Before the party, Kent Nagano, conductor and artistic director of the Bavarian State Opera, and Jürgen Partenheimer, one of Germany’s leading visual artists, discussed the relationship between “the artist and the state,” highlighting the many differences between the state-funded German model and the philanthropic model in the U.S. For Christopher Vorwerk, a German research fellow from Yale, this was the best part of the conference. “It gave an insight on how a global language such as visual art or music is faced with different structures of support not only on both sides of the Atlantic but also in other countries [like] China.”
Maestro Nagano gave an elaborate answer defending the arts, but left it to policymakers to decide how to prioritize arts funding over reducing poverty, improving education or providing health care. For Caroline Blanch, a first-year MPP from Australia, the arts talk was an unexpected feature of the conference. “Even though I’d come to hear about the hard-edged realities of technological and commercial innovation, I thought that Kent Nagano’s eloquent and deeply heartfelt reflections on the arts were the highlight of the day.
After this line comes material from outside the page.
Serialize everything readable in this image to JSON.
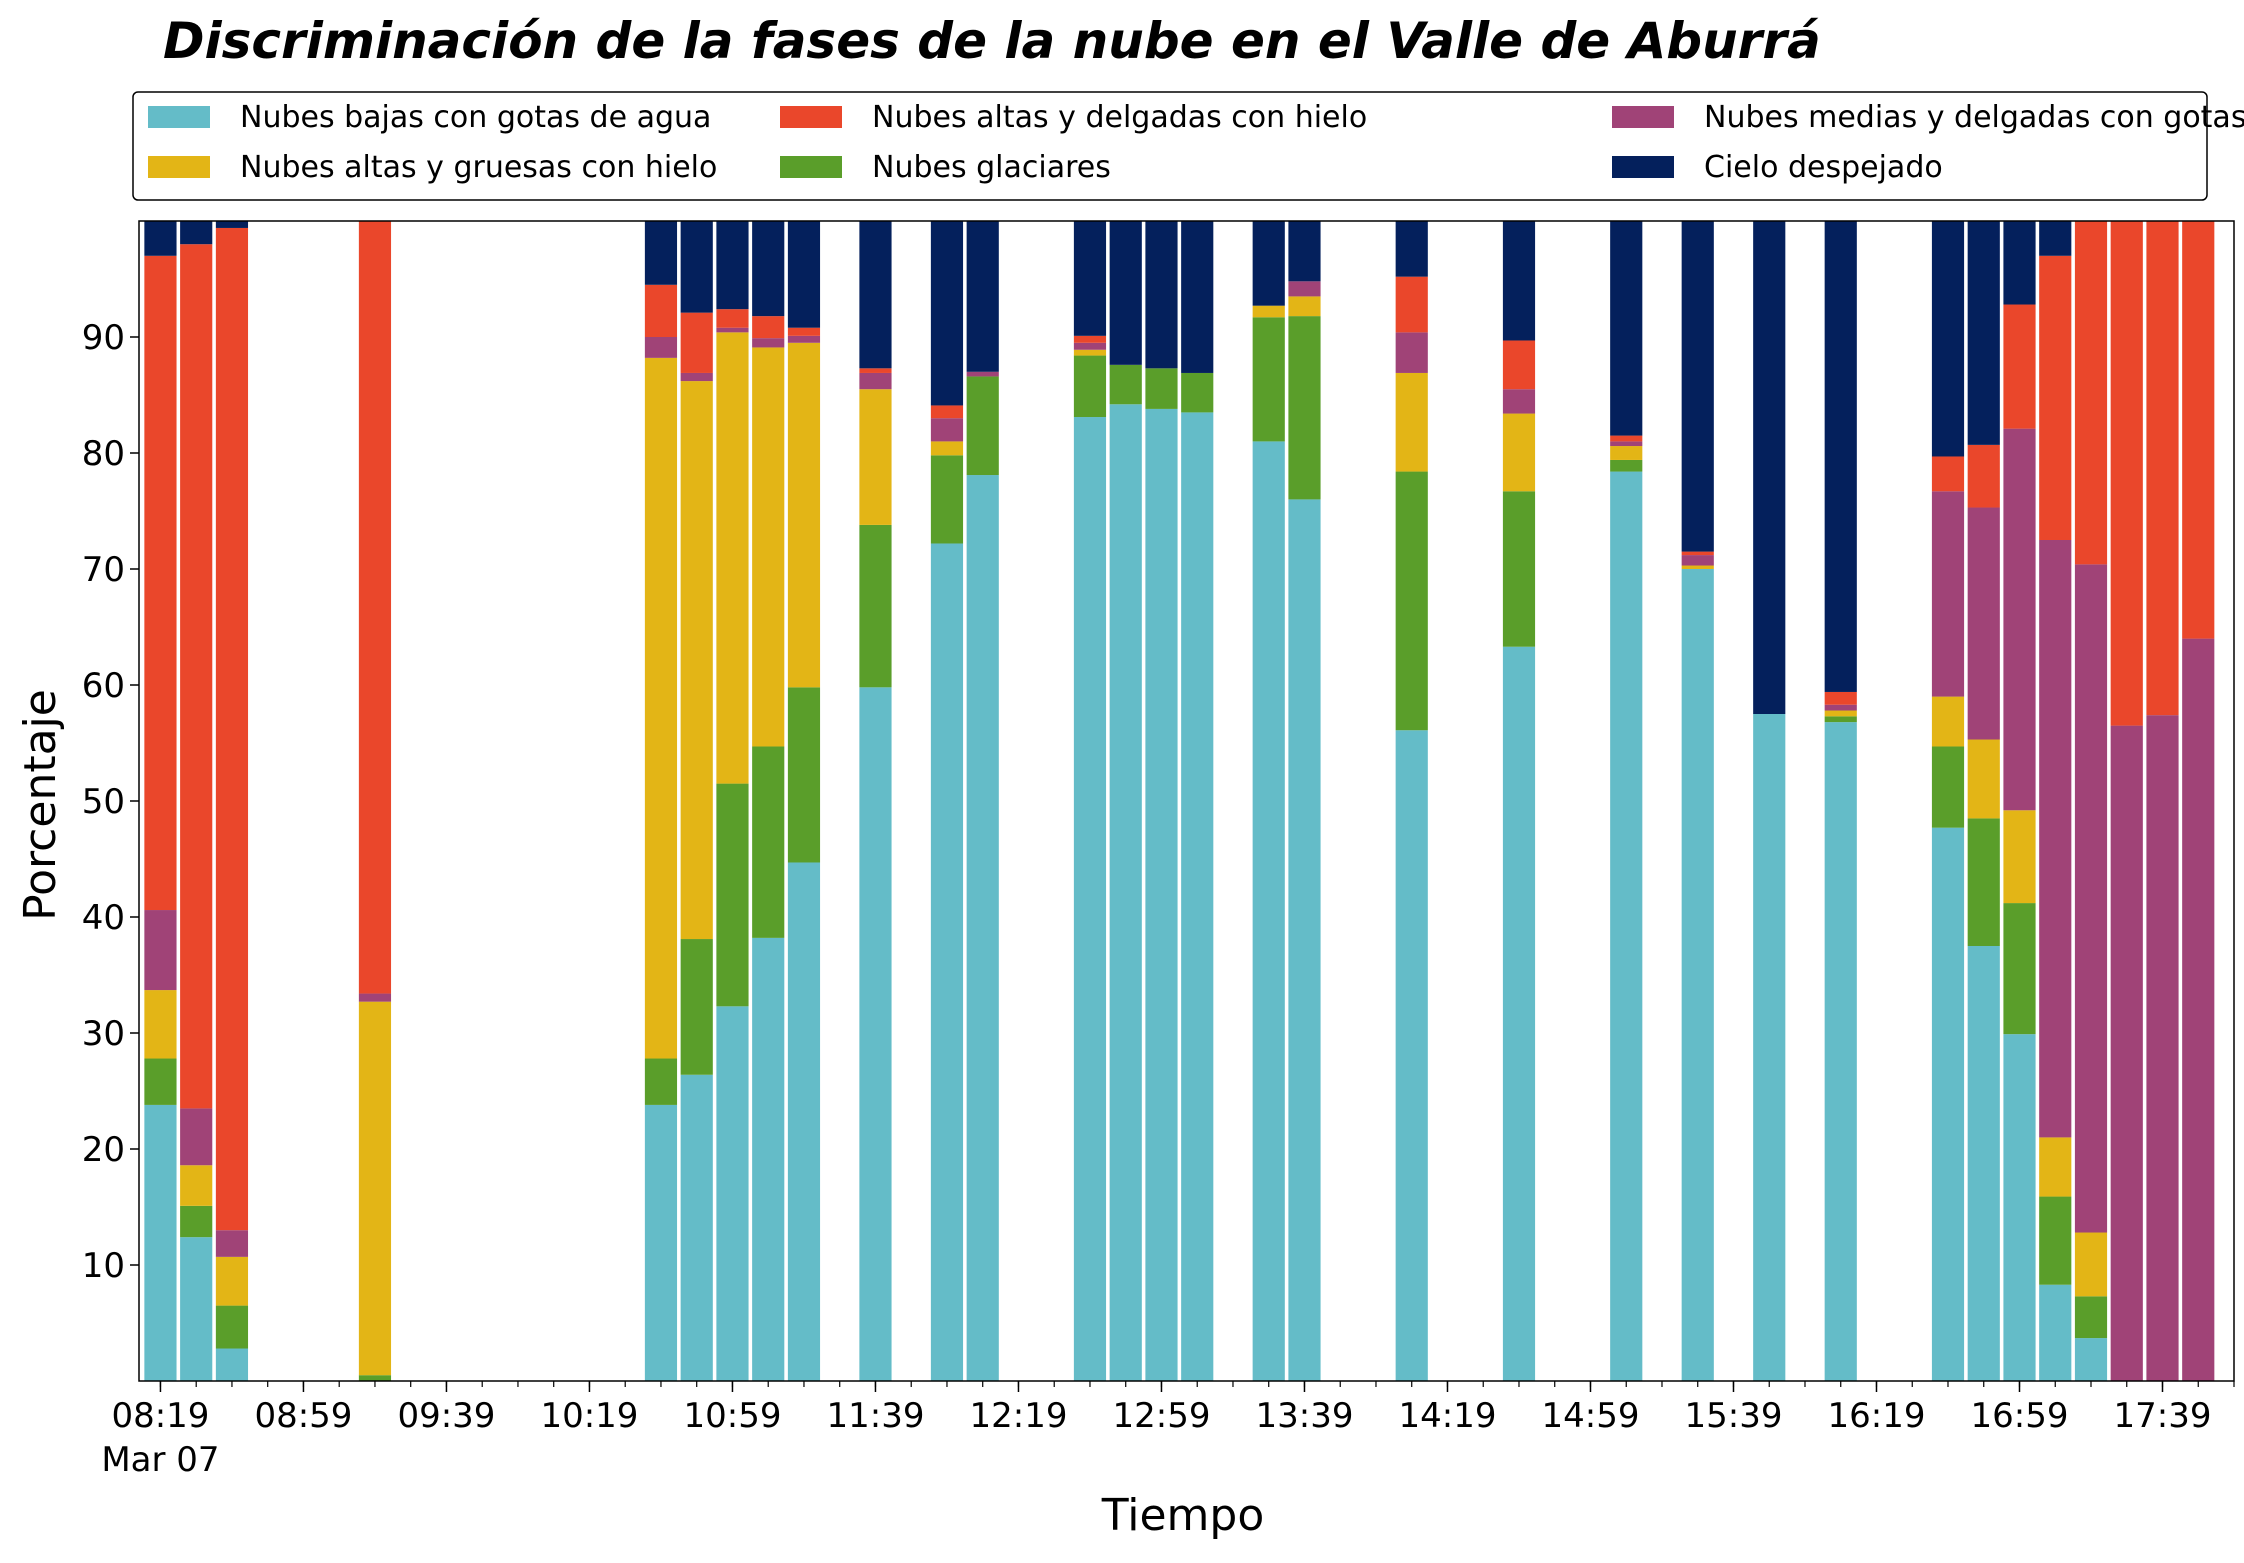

At the Kennedy School we are so busy trying to solve problems that I think we sometimes forget there are people out there who genuinely live for art for art’s sake.”
Lukas Streiff and his co-organizers are now turning to other tasks, including their PAEs, but Lukas is already thinking ahead: “Hopefully the word will spread that the German Conference features an innovative program and great speakers so that even more of our friends here at Harvard will join us next year.”